A Resposta da Comissão de Ética
Leonardo Pantaleão, presidente da CE, reagiu prontamente às alegações da defesa:
Rito Estatutário: Pantaleão negou qualquer atropelo nos prazos, afirmando que o direito à ampla defesa e ao contraditório está sendo rigorosamente respeitado, inclusive com a possibilidade de Andrés indicar três testemunhas.
Transparência Institucional: O clube se comprometeu a informar à Justiça todas as datas de oitivas, tentando garantir que o depoimento para órgãos internos não seja interpretado como obstrução de justiça ou quebra de restrição.
Nova Chamada: A oitiva foi reagendada para o dia 26 de março, data em que a Comissão espera que a magistrada já tenha decidido sobre a flexibilização das medidas cautelares para fins de investigação clubística.
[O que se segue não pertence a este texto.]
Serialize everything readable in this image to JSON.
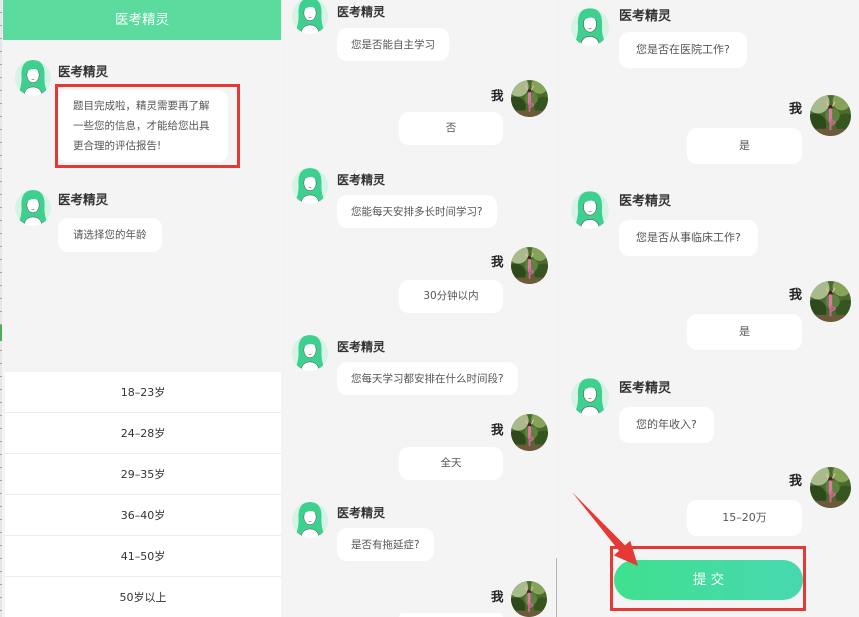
{
  "colors": {
    "header_green": "#5bdc9e",
    "submit_start": "#3fe08f",
    "submit_end": "#48d8b0",
    "annotation_red": "#e53935",
    "bubble_background": "#ffffff",
    "page_background": "#f4f4f4"
  },
  "icons": {
    "bot_avatar": "girl-avatar-icon",
    "user_avatar": "user-photo-avatar",
    "annotation_arrow": "red-arrow-icon"
  },
  "panel1": {
    "header_title": "医考精灵",
    "messages": [
      {
        "sender": "医考精灵",
        "text": "题目完成啦，精灵需要再了解一些您的信息，才能给您出具更合理的评估报告!"
      },
      {
        "sender": "医考精灵",
        "text": "请选择您的年龄"
      }
    ],
    "age_options": [
      "18–23岁",
      "24–28岁",
      "29–35岁",
      "36–40岁",
      "41–50岁",
      "50岁以上"
    ]
  },
  "panel2": {
    "messages": [
      {
        "sender": "医考精灵",
        "text": "您是否能自主学习"
      },
      {
        "sender": "我",
        "text": "否"
      },
      {
        "sender": "医考精灵",
        "text": "您能每天安排多长时间学习?"
      },
      {
        "sender": "我",
        "text": "30分钟以内"
      },
      {
        "sender": "医考精灵",
        "text": "您每天学习都安排在什么时间段?"
      },
      {
        "sender": "我",
        "text": "全天"
      },
      {
        "sender": "医考精灵",
        "text": "是否有拖延症?"
      },
      {
        "sender": "我"
      }
    ]
  },
  "panel3": {
    "messages": [
      {
        "sender": "医考精灵",
        "text": "您是否在医院工作?"
      },
      {
        "sender": "我",
        "text": "是"
      },
      {
        "sender": "医考精灵",
        "text": "您是否从事临床工作?"
      },
      {
        "sender": "我",
        "text": "是"
      },
      {
        "sender": "医考精灵",
        "text": "您的年收入?"
      },
      {
        "sender": "我",
        "text": "15–20万"
      }
    ],
    "submit_label": "提 交"
  }
}
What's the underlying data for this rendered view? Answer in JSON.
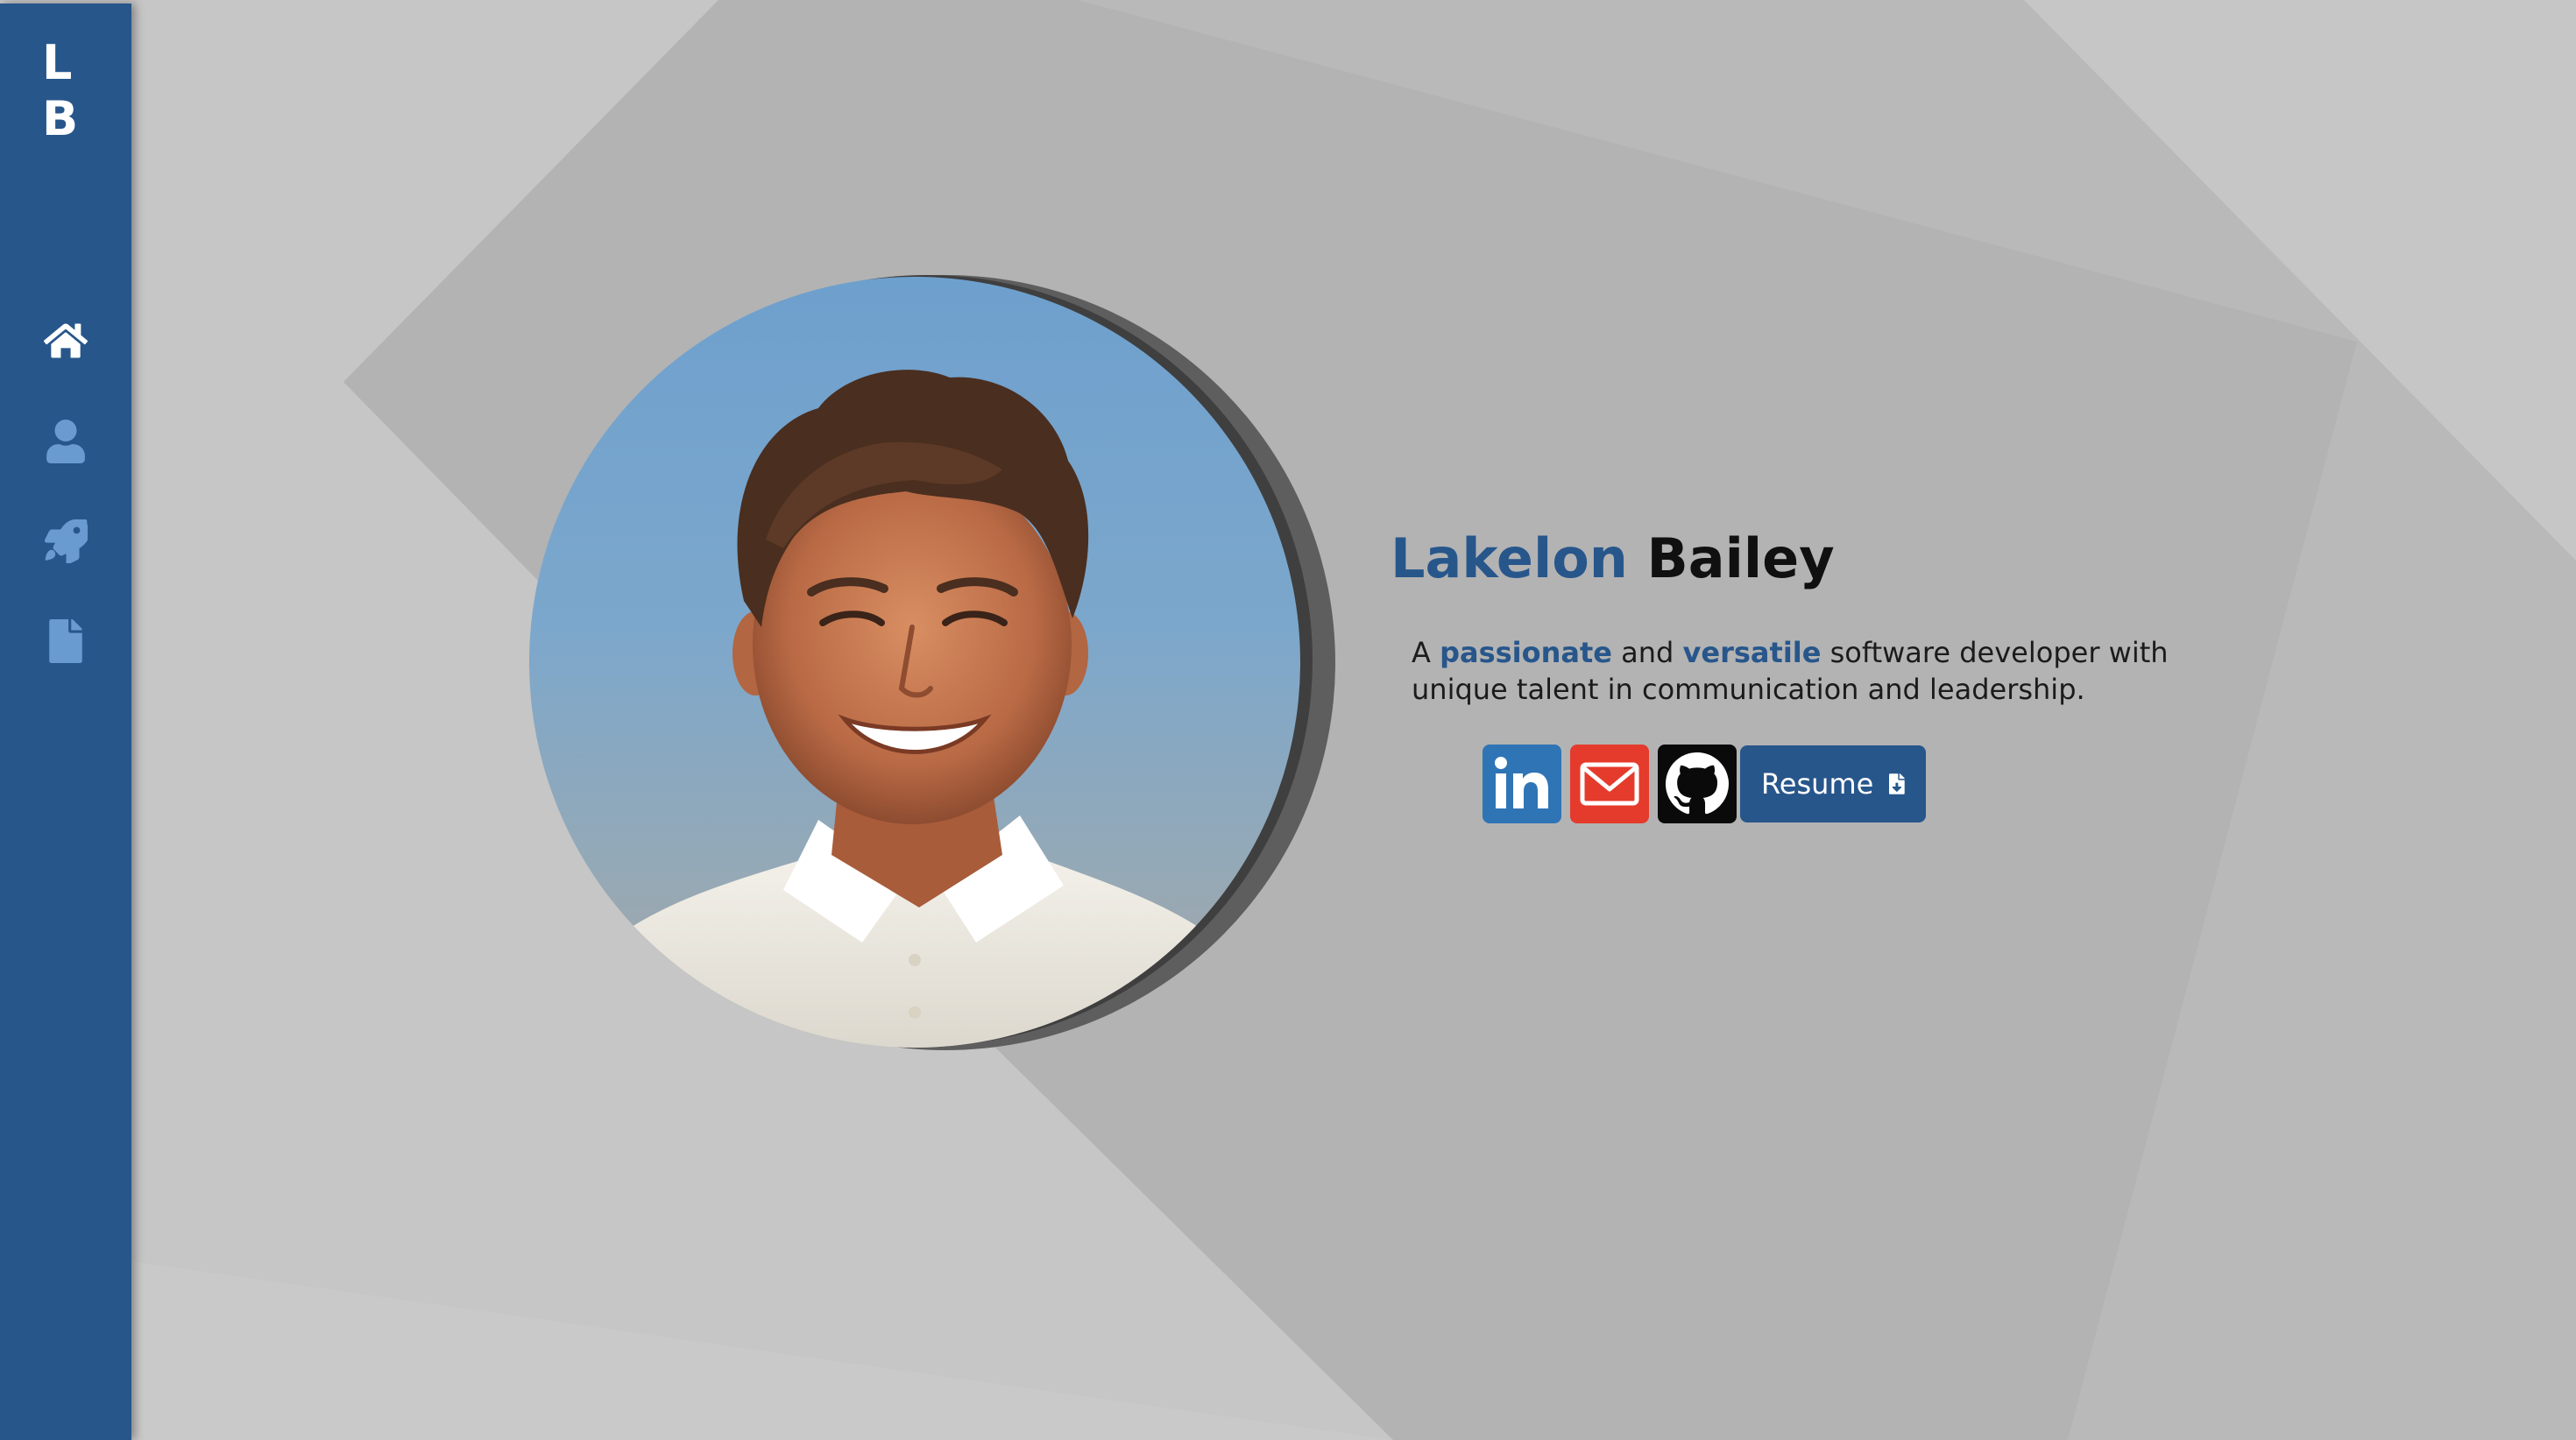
{
  "logo": {
    "line1": "L",
    "line2": "B"
  },
  "nav": [
    {
      "name": "home",
      "icon": "home-icon",
      "active": true
    },
    {
      "name": "about",
      "icon": "user-icon",
      "active": false
    },
    {
      "name": "projects",
      "icon": "rocket-icon",
      "active": false
    },
    {
      "name": "resume",
      "icon": "file-icon",
      "active": false
    }
  ],
  "intro": {
    "first_name": "Lakelon",
    "last_name": "Bailey",
    "tagline_parts": {
      "p1": "A ",
      "hl1": "passionate",
      "p2": " and ",
      "hl2": "versatile",
      "p3": " software developer with unique talent in communication and leadership."
    }
  },
  "socials": [
    {
      "name": "linkedin",
      "icon": "linkedin-icon"
    },
    {
      "name": "email",
      "icon": "envelope-icon"
    },
    {
      "name": "github",
      "icon": "github-icon"
    }
  ],
  "resume_button": {
    "label": "Resume",
    "icon": "file-download-icon"
  },
  "colors": {
    "primary": "#27568b",
    "linkedin": "#2f74b5",
    "email": "#e53b2c",
    "github": "#0a0a0a",
    "background": "#c6c6c6",
    "nav_inactive": "#6a9bd0"
  }
}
Cronologia: O Labirinto das Investigações
O processo, que se arrasta desde meados de 2025, teve marcos importantes:
Fevereiro de 2026: A CE obteve as faturas detalhadas do cartão corporativo com auxílio do departamento de TI, após atrasos na entrega pela diretoria.
Março de 2026: A oitiva do dia 16 foi cancelada a pedido da defesa, gerando o atual impasse.
Ação Judicial: Paralelamente ao clube, o MP-SP investiga se os gastos feriram o patrimônio da instituição, o que mantém Andrés Sanchez sob vigilância judicial constante.
O Corinthians encerra esta quarta-feira com a atenção dividida entre o campo e os tribunais. Enquanto o time de Dorival Júnior foca na recuperação no Brasileirão contra a Chapecoense, o Conselho Deliberativo aguarda o desfecho do caso Sanchez para decidir sobre possíveis punições administrativas, que podem ir de suspensão à exclusão do quadro de conselheiros vitalícios. A próxima quinta-feira, dia 26, será o "dia D" para saber se o ex-presidente finalmente dará explicações sobre os gastos que assombram as finanças do Timão.